Today I'm getting personal up in here as you can see by the title of this post, haha! My journey with God has been something I've always cherished but, just as every human out there, it's had ups and downs. Here's a little background for you. I got baptized when I was 11 or 12 years old after I went through confirmation, which is a long study with a mentor where you learn about the bible, Jesus, and your faith in general. I loved my mentor and wouldn't have asked for anyone else to lead me on this journey. As I went through high school I stayed extremely close to God and felt like I had a really strong faith. My family and I went to church on Sundays and then again on Wednesdays. I helped with Vacation Bible School in the summers, and I was also in our church youth band so I was probably at the church practicing for that one night a week too. God and church were my life and I felt very close in my relationship with him.
When college started I was obviously stripped of my normal routine at home and had to find a new one. I went to school at a Christian college in Abilene, Texas where we had to take bible classes and go to chapel once a week and even though I was surrounded by opportunities to grow in my faith, for some reason or another, I didn't. I was distracted by schoolwork, making friends, and I was also running cross country for a while too so I had a full plate and pushed my relationship with God to the back burner. I never found a church in Abilene where I felt at home at but to be honest I didn't try as hard as I should've. Towards the end of the first semester of college I started dating (my now husband) Blake and that relationship quickly became my first priority, as big love often does.
Life continued to happen and after a year of being in Abilene I transferred to Texas State in San Marcos and started another new routine/life from scratch. I went with no friends and roomed with random people in a college housing community. I loved Texas State but if you're familiar with it then you know it's consistently referred to as a party school so you didn't go around seeing a lot of Christian events like there were at Abilene Christian haha. It was an entirely different world. I continued to have a strong faith in God but it wasn't my first priority. I had a job waiting tables and I was going to school full time. I was also taking every other weekend to visit Blake who was still in Abilene. I never felt like I abandoned my strong morals (that have a lot to do with my faith) or anything like that. It was more like I was lazy and didn't put the effort to grow my faith. I knew I was a Christian and I knew I was being a "good" person so I didn't think too much about going to church or trying to grow my relationship with God.

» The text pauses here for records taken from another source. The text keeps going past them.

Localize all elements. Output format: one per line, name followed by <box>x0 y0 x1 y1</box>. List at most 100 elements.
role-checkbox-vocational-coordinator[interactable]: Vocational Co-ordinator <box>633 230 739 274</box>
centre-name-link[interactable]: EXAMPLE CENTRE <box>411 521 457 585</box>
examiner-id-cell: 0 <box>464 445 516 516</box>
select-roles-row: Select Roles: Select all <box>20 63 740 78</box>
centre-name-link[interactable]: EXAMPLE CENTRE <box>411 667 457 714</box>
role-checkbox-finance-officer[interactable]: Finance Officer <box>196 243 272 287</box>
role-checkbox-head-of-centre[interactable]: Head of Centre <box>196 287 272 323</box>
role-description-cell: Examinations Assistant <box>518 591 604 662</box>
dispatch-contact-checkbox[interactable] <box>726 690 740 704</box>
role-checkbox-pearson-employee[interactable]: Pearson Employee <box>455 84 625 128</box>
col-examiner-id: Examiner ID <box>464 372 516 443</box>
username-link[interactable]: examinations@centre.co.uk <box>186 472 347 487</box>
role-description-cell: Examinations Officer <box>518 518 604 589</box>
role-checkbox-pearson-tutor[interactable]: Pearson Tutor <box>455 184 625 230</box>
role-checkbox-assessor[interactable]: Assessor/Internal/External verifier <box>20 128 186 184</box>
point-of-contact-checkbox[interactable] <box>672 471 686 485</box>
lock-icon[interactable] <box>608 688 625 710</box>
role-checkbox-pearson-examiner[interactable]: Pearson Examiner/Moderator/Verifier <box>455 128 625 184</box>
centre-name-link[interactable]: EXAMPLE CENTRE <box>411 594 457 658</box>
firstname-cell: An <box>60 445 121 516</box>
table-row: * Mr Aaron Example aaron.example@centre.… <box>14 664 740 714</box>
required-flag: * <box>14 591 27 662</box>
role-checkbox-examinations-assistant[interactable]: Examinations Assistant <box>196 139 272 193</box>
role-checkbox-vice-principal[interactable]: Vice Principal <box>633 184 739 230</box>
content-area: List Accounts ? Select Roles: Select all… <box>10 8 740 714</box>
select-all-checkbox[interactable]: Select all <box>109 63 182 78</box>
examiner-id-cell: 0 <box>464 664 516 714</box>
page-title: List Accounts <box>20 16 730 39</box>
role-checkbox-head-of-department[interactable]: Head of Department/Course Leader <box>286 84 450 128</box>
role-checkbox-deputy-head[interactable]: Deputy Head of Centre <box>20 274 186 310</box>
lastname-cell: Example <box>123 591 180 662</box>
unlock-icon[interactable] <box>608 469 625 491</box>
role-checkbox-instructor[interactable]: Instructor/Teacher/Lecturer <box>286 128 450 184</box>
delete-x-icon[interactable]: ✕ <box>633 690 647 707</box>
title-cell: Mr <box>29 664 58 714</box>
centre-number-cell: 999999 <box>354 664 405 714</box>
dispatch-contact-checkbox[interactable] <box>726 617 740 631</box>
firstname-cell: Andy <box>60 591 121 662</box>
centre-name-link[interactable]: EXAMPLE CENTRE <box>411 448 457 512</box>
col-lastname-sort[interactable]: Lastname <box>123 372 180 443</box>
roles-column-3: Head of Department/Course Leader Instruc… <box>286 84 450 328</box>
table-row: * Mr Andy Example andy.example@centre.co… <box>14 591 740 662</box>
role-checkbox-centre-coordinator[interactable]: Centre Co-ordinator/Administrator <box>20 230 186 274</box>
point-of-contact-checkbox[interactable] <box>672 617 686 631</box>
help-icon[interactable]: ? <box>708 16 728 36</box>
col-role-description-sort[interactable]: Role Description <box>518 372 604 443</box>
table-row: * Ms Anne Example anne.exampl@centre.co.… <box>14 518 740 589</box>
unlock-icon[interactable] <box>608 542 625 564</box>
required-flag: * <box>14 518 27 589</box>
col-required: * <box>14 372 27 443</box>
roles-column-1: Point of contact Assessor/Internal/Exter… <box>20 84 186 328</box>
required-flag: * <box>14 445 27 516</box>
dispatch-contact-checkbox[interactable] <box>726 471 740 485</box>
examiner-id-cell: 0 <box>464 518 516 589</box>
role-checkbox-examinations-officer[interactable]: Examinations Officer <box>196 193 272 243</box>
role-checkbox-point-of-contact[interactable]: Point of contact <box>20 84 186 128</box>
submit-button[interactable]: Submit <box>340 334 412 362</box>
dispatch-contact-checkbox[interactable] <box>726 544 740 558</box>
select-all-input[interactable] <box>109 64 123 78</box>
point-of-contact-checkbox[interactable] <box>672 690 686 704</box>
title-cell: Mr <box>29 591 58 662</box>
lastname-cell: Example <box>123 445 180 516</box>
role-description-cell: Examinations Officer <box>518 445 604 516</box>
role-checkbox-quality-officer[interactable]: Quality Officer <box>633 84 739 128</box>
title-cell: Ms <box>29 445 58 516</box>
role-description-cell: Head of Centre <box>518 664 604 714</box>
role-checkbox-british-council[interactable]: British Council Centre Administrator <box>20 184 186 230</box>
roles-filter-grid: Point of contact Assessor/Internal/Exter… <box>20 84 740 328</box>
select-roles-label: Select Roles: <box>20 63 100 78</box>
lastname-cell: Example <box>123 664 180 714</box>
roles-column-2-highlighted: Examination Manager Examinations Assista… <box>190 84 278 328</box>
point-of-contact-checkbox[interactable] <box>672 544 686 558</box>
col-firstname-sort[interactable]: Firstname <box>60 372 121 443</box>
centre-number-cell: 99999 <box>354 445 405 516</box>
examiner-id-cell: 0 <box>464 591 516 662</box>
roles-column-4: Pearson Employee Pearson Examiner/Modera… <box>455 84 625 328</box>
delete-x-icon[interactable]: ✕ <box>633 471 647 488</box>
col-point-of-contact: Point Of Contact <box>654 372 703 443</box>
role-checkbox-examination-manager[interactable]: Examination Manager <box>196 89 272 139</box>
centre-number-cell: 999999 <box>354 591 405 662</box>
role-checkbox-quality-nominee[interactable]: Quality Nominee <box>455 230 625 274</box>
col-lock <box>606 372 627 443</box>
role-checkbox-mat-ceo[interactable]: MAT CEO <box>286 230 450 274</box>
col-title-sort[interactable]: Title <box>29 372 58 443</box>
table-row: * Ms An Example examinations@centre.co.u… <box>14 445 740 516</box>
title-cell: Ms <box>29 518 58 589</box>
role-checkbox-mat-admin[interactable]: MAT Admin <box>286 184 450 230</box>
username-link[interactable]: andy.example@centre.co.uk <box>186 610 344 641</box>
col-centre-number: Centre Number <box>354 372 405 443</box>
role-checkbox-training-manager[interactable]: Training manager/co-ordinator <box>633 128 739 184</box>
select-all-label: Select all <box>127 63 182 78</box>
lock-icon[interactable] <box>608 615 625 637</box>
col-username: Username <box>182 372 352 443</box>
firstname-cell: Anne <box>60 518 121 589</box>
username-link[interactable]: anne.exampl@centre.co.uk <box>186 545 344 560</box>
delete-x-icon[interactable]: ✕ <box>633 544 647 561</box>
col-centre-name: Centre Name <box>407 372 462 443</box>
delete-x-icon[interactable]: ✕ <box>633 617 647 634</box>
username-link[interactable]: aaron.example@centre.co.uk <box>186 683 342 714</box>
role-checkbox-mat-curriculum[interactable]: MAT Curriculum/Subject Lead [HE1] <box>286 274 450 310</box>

After college my life was a whirlwind, as many of you know. Getting engaged, moving twice, getting married, going through multiple different careers, and now becoming a working mom is the short list of things that have happened in my life. All the while I have remained close to God, as I see him in little blessings each day. My problem is the same as everyone else's. Time. Where do you find the time to sit and have quiet time with God? With an almost 2 year old, and a husband, job, and the blog, I sometimes question if there is ever such a thing as quiet time, or enough time for that matter. Blake and I still both know that God is first, and he guides us through life, but I wouldn't be telling the truth if I said that I always set aside the time that God deserves. Luckily I think I have found a great place to start.
I recently got the chance to receive a box from Faithbox which is a monthly subscription service that comes with different goodies such as devotionals, journals, books, and fun little ad-ins such as these cute toothbrushes! Is Faithbox the answer to making me feel like I'm doing as much as I should to serve the Lord? I wouldn't say 100%, but I will say that it is a great tool to get started. I feel blessed to have found an opportunity such as this and to work with a great company like Faithbox. I think this sweet little box of goodies is packed full of tools to strengthen my Faith, and it will really give me a boost in getting that quiet time that I know God deserves.
Thanks for stopping by to read today! My hope is that someone can relate to this and maybe you'll be interested in trying out Faithbox too! If you can't try out Faithbox then I encourage you to try to find sometime during your week to sit down and read your bible! I hope y'all have a wonderful weekend!